Figure skating star Kim Yu-na met International Olympic Committee President Thomas Bach just before the end of the Sochi Winter Olympics. The IOC scheduled the meeting to discuss ways of developing the Youth Olympic Games.
The inaugural Summer Youth Olympics was held in Singapore in 2010 and the Winter Games in Innsbruck, Austria in 2012.
Also at the meeting were three other Olympic athletes who competed in the Innsbruck Games.
But speculation now focuses on whether Kim is getting closer to her goal of a seat on the Athletes' Commission of the IOC.
The Olympic Charter stipulates that the IOC consists of no more than 115 members, of whom at most 15 are chosen among Olympic athletes. The rest are 70 individual members, 15 from national Olympic committees and another 15 from international sports federations. As of February, the IOC had 107 members.

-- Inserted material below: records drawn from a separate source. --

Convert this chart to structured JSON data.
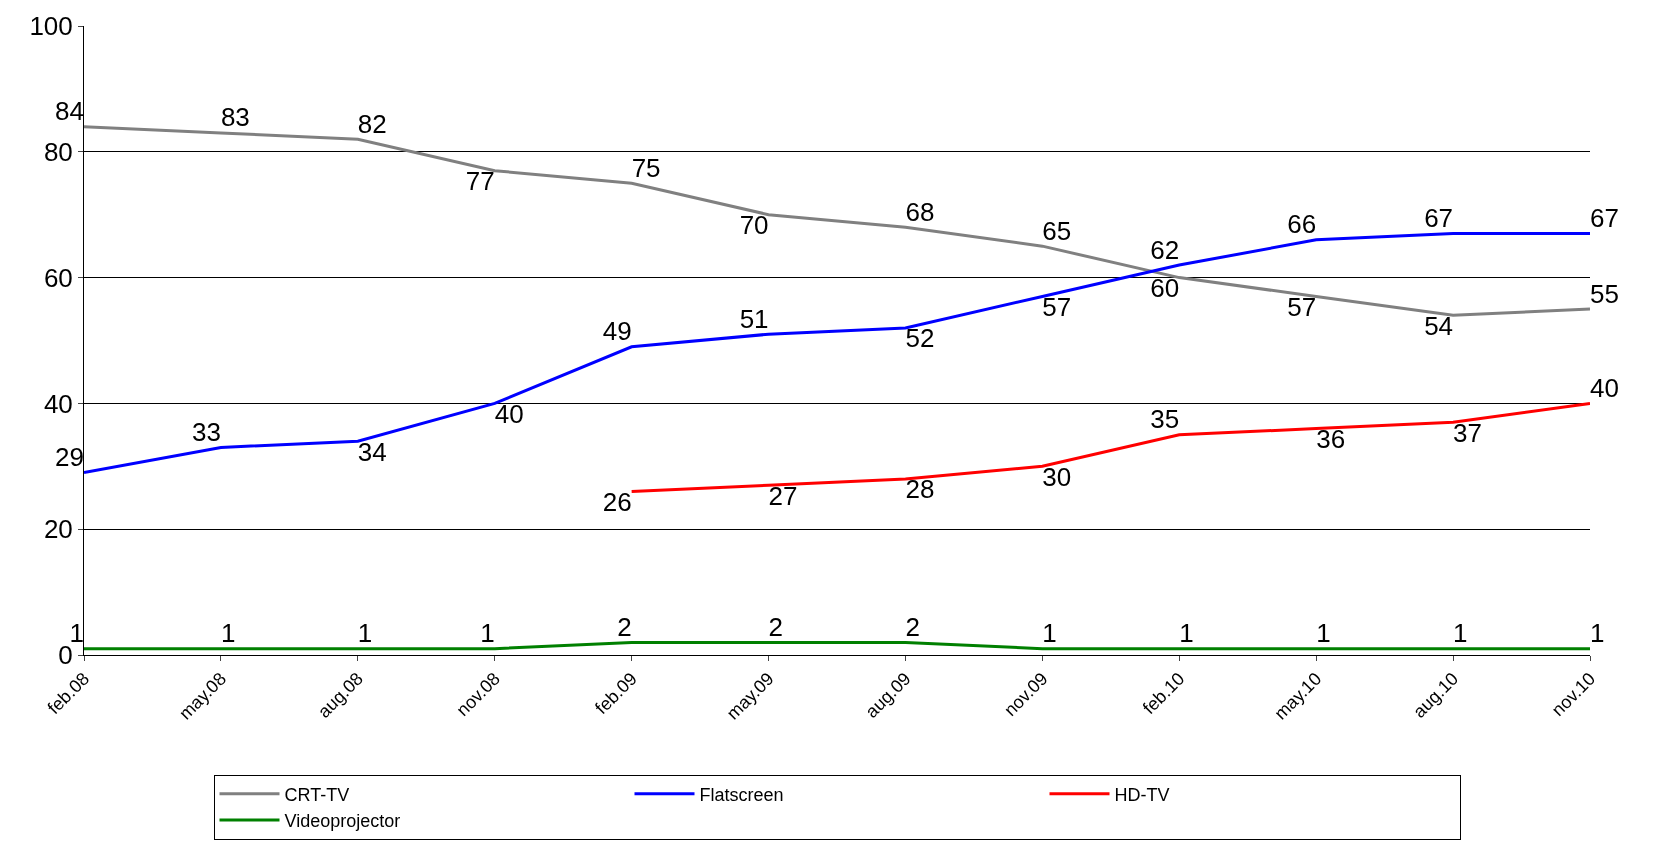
{
  "chart_data": {
    "type": "line",
    "categories": [
      "feb.08",
      "may.08",
      "aug.08",
      "nov.08",
      "feb.09",
      "may.09",
      "aug.09",
      "nov.09",
      "feb.10",
      "may.10",
      "aug.10",
      "nov.10"
    ],
    "series": [
      {
        "name": "CRT-TV",
        "color": "#808080",
        "values": [
          84,
          83,
          82,
          77,
          75,
          70,
          68,
          65,
          60,
          57,
          54,
          55
        ]
      },
      {
        "name": "Flatscreen",
        "color": "#0000ff",
        "values": [
          29,
          33,
          34,
          40,
          49,
          51,
          52,
          57,
          62,
          66,
          67,
          67
        ]
      },
      {
        "name": "HD-TV",
        "color": "#ff0000",
        "values": [
          null,
          null,
          null,
          null,
          26,
          27,
          28,
          30,
          35,
          36,
          37,
          40
        ]
      },
      {
        "name": "Videoprojector",
        "color": "#008000",
        "values": [
          1,
          1,
          1,
          1,
          2,
          2,
          2,
          1,
          1,
          1,
          1,
          1
        ]
      }
    ],
    "ylim": [
      0,
      100
    ],
    "yticks": [
      0,
      20,
      40,
      60,
      80,
      100
    ],
    "grid": "y",
    "legend": "bottom",
    "data_labels": true,
    "marker": "none",
    "line_style": "solid"
  }
}
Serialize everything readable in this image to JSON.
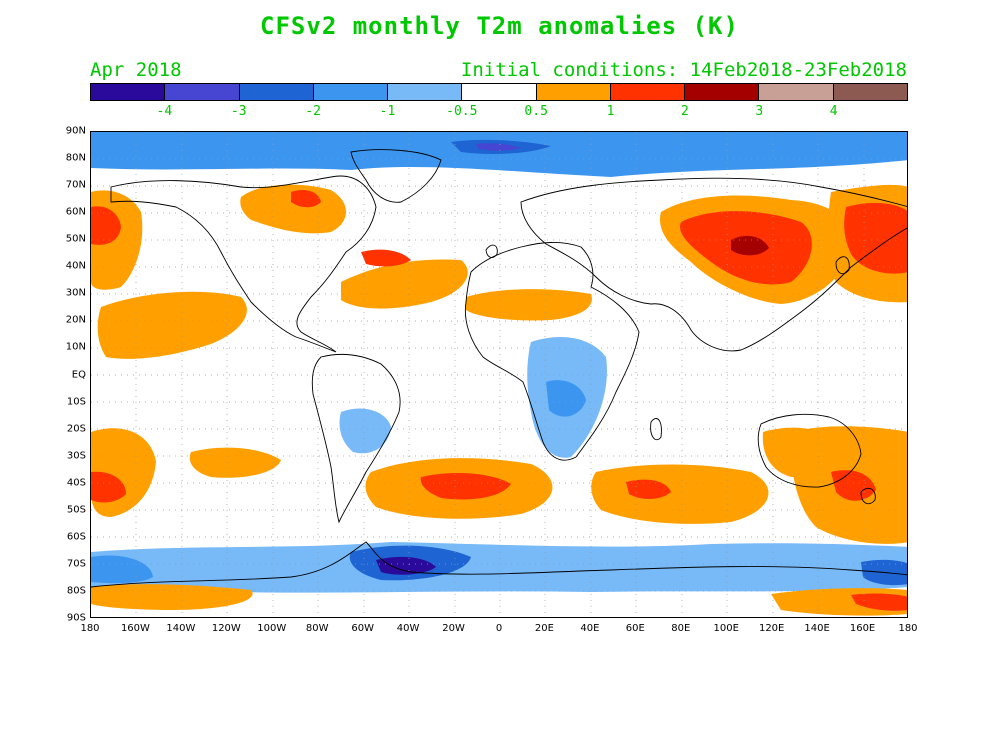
{
  "title": "CFSv2 monthly T2m anomalies (K)",
  "valid_month": "Apr 2018",
  "initial_conditions": "Initial conditions: 14Feb2018-23Feb2018",
  "legend": {
    "colors": [
      "#2a0a9a",
      "#4646d2",
      "#1e64d2",
      "#3c96f0",
      "#78b9f8",
      "#ffffff",
      "#ffa000",
      "#ff3200",
      "#a50000",
      "#c8a096",
      "#8c5a50"
    ],
    "tick_labels": [
      "-4",
      "-3",
      "-2",
      "-1",
      "-0.5",
      "0.5",
      "1",
      "2",
      "3",
      "4"
    ]
  },
  "lat_labels": [
    "90N",
    "80N",
    "70N",
    "60N",
    "50N",
    "40N",
    "30N",
    "20N",
    "10N",
    "EQ",
    "10S",
    "20S",
    "30S",
    "40S",
    "50S",
    "60S",
    "70S",
    "80S",
    "90S"
  ],
  "lon_labels": [
    "180",
    "160W",
    "140W",
    "120W",
    "100W",
    "80W",
    "60W",
    "40W",
    "20W",
    "0",
    "20E",
    "40E",
    "60E",
    "80E",
    "100E",
    "120E",
    "140E",
    "160E",
    "180"
  ]
}
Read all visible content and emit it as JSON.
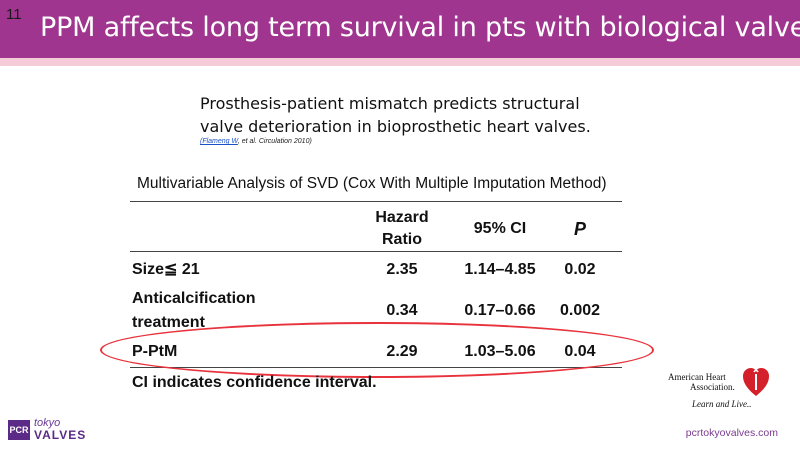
{
  "slide": {
    "number": "11",
    "title": "PPM affects long term survival in pts with biological valve"
  },
  "subtitle": {
    "line1": "Prosthesis-patient mismatch predicts structural",
    "line2": "valve deterioration in bioprosthetic heart valves.",
    "citation_link": "(Flameng W",
    "citation_rest": ", et al.   Circulation 2010)"
  },
  "table": {
    "caption": "Multivariable Analysis of SVD (Cox With Multiple Imputation Method)",
    "headers": {
      "hazard_line1": "Hazard",
      "hazard_line2": "Ratio",
      "ci": "95% CI",
      "p": "P"
    },
    "rows": [
      {
        "label": "Size≦ 21",
        "hazard": "2.35",
        "ci": "1.14–4.85",
        "p": "0.02"
      },
      {
        "label_line1": "Anticalcification",
        "label_line2": "treatment",
        "hazard": "0.34",
        "ci": "0.17–0.66",
        "p": "0.002"
      },
      {
        "label": "P-PtM",
        "hazard": "2.29",
        "ci": "1.03–5.06",
        "p": "0.04"
      }
    ],
    "footnote": "CI indicates confidence interval."
  },
  "highlight": {
    "color": "#e8323c"
  },
  "aha_logo": {
    "line1": "American Heart",
    "line2": "Association.",
    "tagline": "Learn and Live.."
  },
  "pcr_logo": {
    "box": "PCR",
    "tokyo": "tokyo",
    "valves": "VALVES"
  },
  "footer": {
    "url": "pcrtokyovalves.com"
  },
  "colors": {
    "title_bar": "#a0358f",
    "stripe": "#f4cbd6",
    "accent_purple": "#5b2a86",
    "heart_red": "#d4202a"
  }
}
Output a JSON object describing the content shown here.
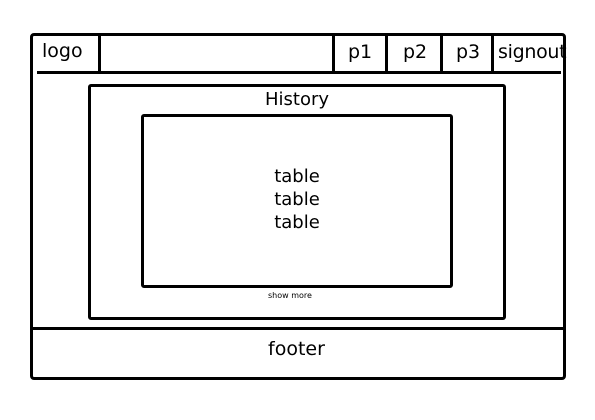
{
  "header": {
    "logo": "logo",
    "nav": [
      "p1",
      "p2",
      "p3"
    ],
    "signout": "signout"
  },
  "history": {
    "title": "History",
    "table_lines": [
      "table",
      "table",
      "table"
    ],
    "show_more": "show more"
  },
  "footer": {
    "text": "footer"
  }
}
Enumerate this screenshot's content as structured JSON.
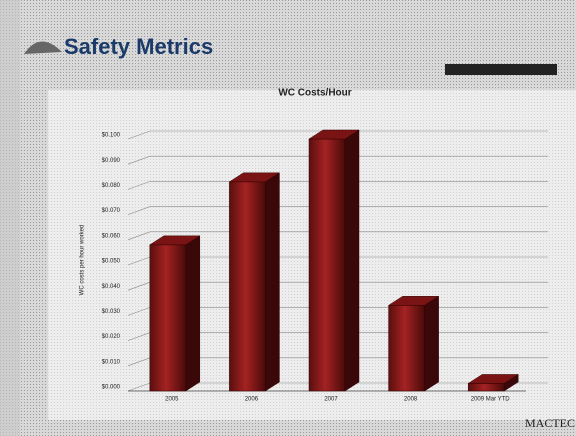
{
  "header": {
    "title": "Safety Metrics",
    "logo": "MACTEC"
  },
  "chart_data": {
    "type": "bar3d",
    "title": "WC Costs/Hour",
    "y_label": "WC costs per hour worked",
    "categories": [
      "2005",
      "2006",
      "2007",
      "2008",
      "2009 Mar YTD"
    ],
    "values": [
      0.058,
      0.083,
      0.1,
      0.034,
      0.003
    ],
    "color": "#8b1a1a",
    "ylim": [
      0,
      0.1
    ],
    "yticks": [
      {
        "value": 0,
        "label": "$0.000"
      },
      {
        "value": 0.01,
        "label": "$0.010"
      },
      {
        "value": 0.02,
        "label": "$0.020"
      },
      {
        "value": 0.03,
        "label": "$0.030"
      },
      {
        "value": 0.04,
        "label": "$0.040"
      },
      {
        "value": 0.05,
        "label": "$0.050"
      },
      {
        "value": 0.06,
        "label": "$0.060"
      },
      {
        "value": 0.07,
        "label": "$0.070"
      },
      {
        "value": 0.08,
        "label": "$0.080"
      },
      {
        "value": 0.09,
        "label": "$0.090"
      },
      {
        "value": 0.1,
        "label": "$0.100"
      }
    ],
    "grid": true
  }
}
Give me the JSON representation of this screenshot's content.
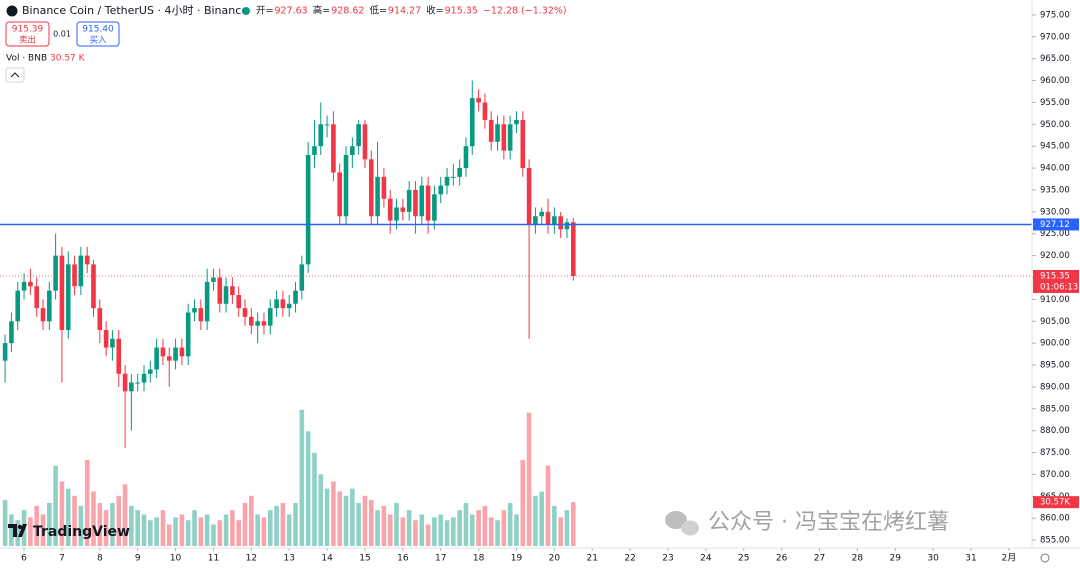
{
  "header": {
    "title": "Binance Coin / TetherUS · 4小时 · Binance",
    "ohlc_labels": [
      "开=",
      "高=",
      "低=",
      "收="
    ],
    "change": "−12.28 (−1.32%)",
    "sell_price": "915.39",
    "sell_label": "卖出",
    "spread": "0.01",
    "buy_price": "915.40",
    "buy_label": "买入",
    "logo": "TradingView",
    "watermark": "公众号 · 冯宝宝在烤红薯"
  },
  "chart_data": {
    "type": "candlestick",
    "x": [
      5.5,
      5.667,
      5.833,
      6,
      6.167,
      6.333,
      6.5,
      6.667,
      6.833,
      7,
      7.167,
      7.333,
      7.5,
      7.667,
      7.833,
      8,
      8.167,
      8.333,
      8.5,
      8.667,
      8.833,
      9,
      9.167,
      9.333,
      9.5,
      9.667,
      9.833,
      10,
      10.167,
      10.333,
      10.5,
      10.667,
      10.833,
      11,
      11.167,
      11.333,
      11.5,
      11.667,
      11.833,
      12,
      12.167,
      12.333,
      12.5,
      12.667,
      12.833,
      13,
      13.167,
      13.333,
      13.5,
      13.667,
      13.833,
      14,
      14.167,
      14.333,
      14.5,
      14.667,
      14.833,
      15,
      15.167,
      15.333,
      15.5,
      15.667,
      15.833,
      16,
      16.167,
      16.333,
      16.5,
      16.667,
      16.833,
      17,
      17.167,
      17.333,
      17.5,
      17.667,
      17.833,
      18,
      18.167,
      18.333,
      18.5,
      18.667,
      18.833,
      19,
      19.167,
      19.333,
      19.5,
      19.667,
      19.833,
      20,
      20.167,
      20.333,
      20.5
    ],
    "open": [
      896,
      900,
      905,
      912,
      914,
      913,
      908,
      905,
      912,
      920,
      903,
      918,
      913,
      920,
      918,
      908,
      903,
      899,
      901,
      893,
      889,
      891,
      891,
      893,
      894,
      899,
      897,
      896,
      899,
      897,
      907,
      908,
      905,
      914,
      915,
      909,
      913,
      911,
      908,
      906,
      904,
      905,
      904,
      908,
      910,
      908,
      909,
      912,
      918,
      943,
      945,
      950,
      950,
      939,
      929,
      943,
      945,
      950,
      942,
      929,
      938,
      933,
      928,
      931,
      930,
      935,
      929,
      936,
      928,
      934,
      936,
      938,
      938,
      940,
      945,
      956,
      955,
      951,
      946,
      950,
      944,
      950,
      951,
      940,
      927,
      929,
      930,
      927,
      929,
      926,
      927.63
    ],
    "high": [
      902,
      907,
      914,
      916,
      917,
      915,
      910,
      914,
      925,
      922,
      921,
      920,
      922,
      922,
      919,
      910,
      905,
      903,
      903,
      895,
      893,
      893,
      895,
      896,
      901,
      901,
      899,
      901,
      901,
      909,
      910,
      910,
      917,
      917,
      917,
      915,
      915,
      913,
      910,
      908,
      907,
      907,
      910,
      912,
      912,
      911,
      914,
      920,
      946,
      951,
      955,
      952,
      953,
      941,
      945,
      947,
      951,
      951,
      944,
      946,
      940,
      935,
      933,
      933,
      937,
      937,
      938,
      938,
      936,
      938,
      940,
      941,
      942,
      947,
      960,
      958,
      957,
      953,
      952,
      952,
      952,
      953,
      953,
      942,
      931,
      931,
      933,
      931,
      930,
      928.5,
      928.62
    ],
    "low": [
      891,
      898,
      903,
      910,
      911,
      906,
      903,
      903,
      910,
      891,
      901,
      911,
      911,
      916,
      906,
      900,
      897,
      896,
      890,
      876,
      880,
      889,
      889,
      891,
      892,
      895,
      890,
      894,
      895,
      895,
      905,
      903,
      903,
      912,
      907,
      907,
      909,
      906,
      904,
      902,
      900,
      902,
      902,
      906,
      906,
      906,
      907,
      910,
      916,
      940,
      943,
      947,
      937,
      927,
      927,
      940,
      943,
      940,
      927,
      927,
      931,
      925,
      926,
      928,
      928,
      925,
      927,
      925,
      926,
      932,
      934,
      936,
      936,
      938,
      943,
      953,
      949,
      944,
      944,
      942,
      942,
      948,
      938,
      901,
      925,
      927,
      925,
      925,
      924,
      924,
      914.27
    ],
    "close": [
      900,
      905,
      912,
      914,
      913,
      908,
      905,
      912,
      920,
      903,
      918,
      913,
      920,
      918,
      908,
      903,
      899,
      901,
      893,
      889,
      891,
      891,
      893,
      894,
      899,
      897,
      896,
      899,
      897,
      907,
      908,
      905,
      914,
      915,
      909,
      913,
      911,
      908,
      906,
      904,
      905,
      904,
      908,
      910,
      908,
      909,
      912,
      918,
      943,
      945,
      950,
      950,
      939,
      929,
      943,
      945,
      950,
      942,
      929,
      938,
      933,
      928,
      931,
      930,
      935,
      929,
      936,
      928,
      934,
      936,
      938,
      938,
      940,
      945,
      956,
      955,
      951,
      946,
      950,
      944,
      950,
      951,
      940,
      927,
      929,
      930,
      927,
      929,
      926,
      927.63,
      915.35
    ],
    "up_color": "#089981",
    "down_color": "#f23645",
    "volume": {
      "name": "Vol · BNB",
      "header_value": "30.57 K",
      "values": [
        32,
        22,
        18,
        25,
        20,
        28,
        22,
        30,
        56,
        45,
        40,
        35,
        28,
        60,
        38,
        30,
        25,
        30,
        35,
        43,
        28,
        25,
        22,
        18,
        20,
        25,
        15,
        20,
        22,
        18,
        25,
        20,
        22,
        15,
        18,
        22,
        25,
        18,
        30,
        35,
        22,
        20,
        25,
        28,
        30,
        22,
        30,
        95,
        80,
        65,
        50,
        40,
        45,
        38,
        35,
        40,
        30,
        35,
        32,
        25,
        28,
        22,
        30,
        20,
        25,
        18,
        22,
        15,
        20,
        22,
        18,
        20,
        25,
        30,
        22,
        25,
        28,
        20,
        18,
        25,
        30,
        22,
        60,
        93,
        35,
        38,
        56,
        28,
        20,
        25,
        30.57
      ],
      "value_labels": [
        null,
        null,
        null,
        null,
        null,
        null,
        null,
        null,
        null,
        null,
        null,
        null,
        null,
        null,
        null,
        null,
        null,
        null,
        null,
        null,
        null,
        null,
        null,
        null,
        null,
        null,
        null,
        null,
        null,
        null,
        null,
        null,
        null,
        null,
        null,
        null,
        null,
        null,
        null,
        null,
        null,
        null,
        null,
        null,
        null,
        null,
        null,
        null,
        null,
        null,
        null,
        null,
        null,
        null,
        null,
        null,
        null,
        null,
        null,
        null,
        null,
        null,
        null,
        null,
        null,
        null,
        null,
        null,
        null,
        null,
        null,
        null,
        null,
        null,
        null,
        null,
        null,
        null,
        null,
        null,
        null,
        null,
        null,
        null,
        null,
        null,
        null,
        null,
        null,
        null,
        "30.57K"
      ]
    },
    "vlim": [
      0,
      120
    ],
    "price_line": {
      "value": 927.12,
      "color": "#2962ff"
    },
    "countdown": "01:06:13",
    "xlim": [
      5.365,
      32.61
    ],
    "xticks": [
      6,
      7,
      8,
      9,
      10,
      11,
      12,
      13,
      14,
      15,
      16,
      17,
      18,
      19,
      20,
      21,
      22,
      23,
      24,
      25,
      26,
      27,
      28,
      29,
      30,
      31,
      {
        "value": 32,
        "label": "2月"
      }
    ],
    "ylim": [
      853.2,
      978.4
    ],
    "yticks": [
      {
        "value": 975,
        "label": "975.00"
      },
      {
        "value": 970,
        "label": "970.00"
      },
      {
        "value": 965,
        "label": "965.00"
      },
      {
        "value": 960,
        "label": "960.00"
      },
      {
        "value": 955,
        "label": "955.00"
      },
      {
        "value": 950,
        "label": "950.00"
      },
      {
        "value": 945,
        "label": "945.00"
      },
      {
        "value": 940,
        "label": "940.00"
      },
      {
        "value": 935,
        "label": "935.00"
      },
      {
        "value": 930,
        "label": "930.00"
      },
      {
        "value": 925,
        "label": "925.00"
      },
      {
        "value": 920,
        "label": "920.00"
      },
      {
        "value": 915,
        "label": "915.00"
      },
      {
        "value": 910,
        "label": "910.00"
      },
      {
        "value": 905,
        "label": "905.00"
      },
      {
        "value": 900,
        "label": "900.00"
      },
      {
        "value": 895,
        "label": "895.00"
      },
      {
        "value": 890,
        "label": "890.00"
      },
      {
        "value": 885,
        "label": "885.00"
      },
      {
        "value": 880,
        "label": "880.00"
      },
      {
        "value": 875,
        "label": "875.00"
      },
      {
        "value": 870,
        "label": "870.00"
      },
      {
        "value": 865,
        "label": "865.00"
      },
      {
        "value": 860,
        "label": "860.00"
      },
      {
        "value": 855,
        "label": "855.00"
      }
    ]
  }
}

Twelve out of the 15 Athletes’ Commission members are chosen by vote -- eight are chosen from Summer Olympic athletes and four from the Winter Olympics -- and they serve eight-year terms. In order to prevent all members from ending their tenures at the same time, four Summer and two Winter Olympians are chosen each time. The remaining three are appointed by the IOC president.
To qualify for a seat on the Athletes' Commission, candidates must have won medals in the latest or previous Olympics. Each country gets to nominate only one athlete.
Korea already has Moon Dae-sung on the commission, who joined in 2008 as he won gold in taekwondo at the Athens Games in 2004. His eight-year term ends in 2016.
Already, Korea's highly decorated female lifter Jang Mi-ran and Jin Jong-oh, a three-time Olympic gold medalist in shooting, have said they want to try for Moon's slot in 2016.
This means Kim could vie for an IOC slot in 2018 only if both Jang and Jin drop their bids or fail to garner enough votes in 2016.
But some have managed to stretch the possibilities. Chinese badminton star Li Lingwei, considered one of the greatest players ever in that sport, joined the IOC as an "individual member" in 2012, when her decades of service to the sport and other Olympic committees were finally recognized.
Barbara Kendall, a yachtswoman from New Zealand, was chosen as an IOC athlete member in 2011, appointed by the president for her work in various Olympic committees since 2005. But she was later changed to an "individual member."
Kim has racked up credits by working as a goodwill ambassador for the Olympics since the 1st Innsbruck Youth Olympic Games in 2012. After her retirement, Kim still has many years to realize her dream of joining the IOC.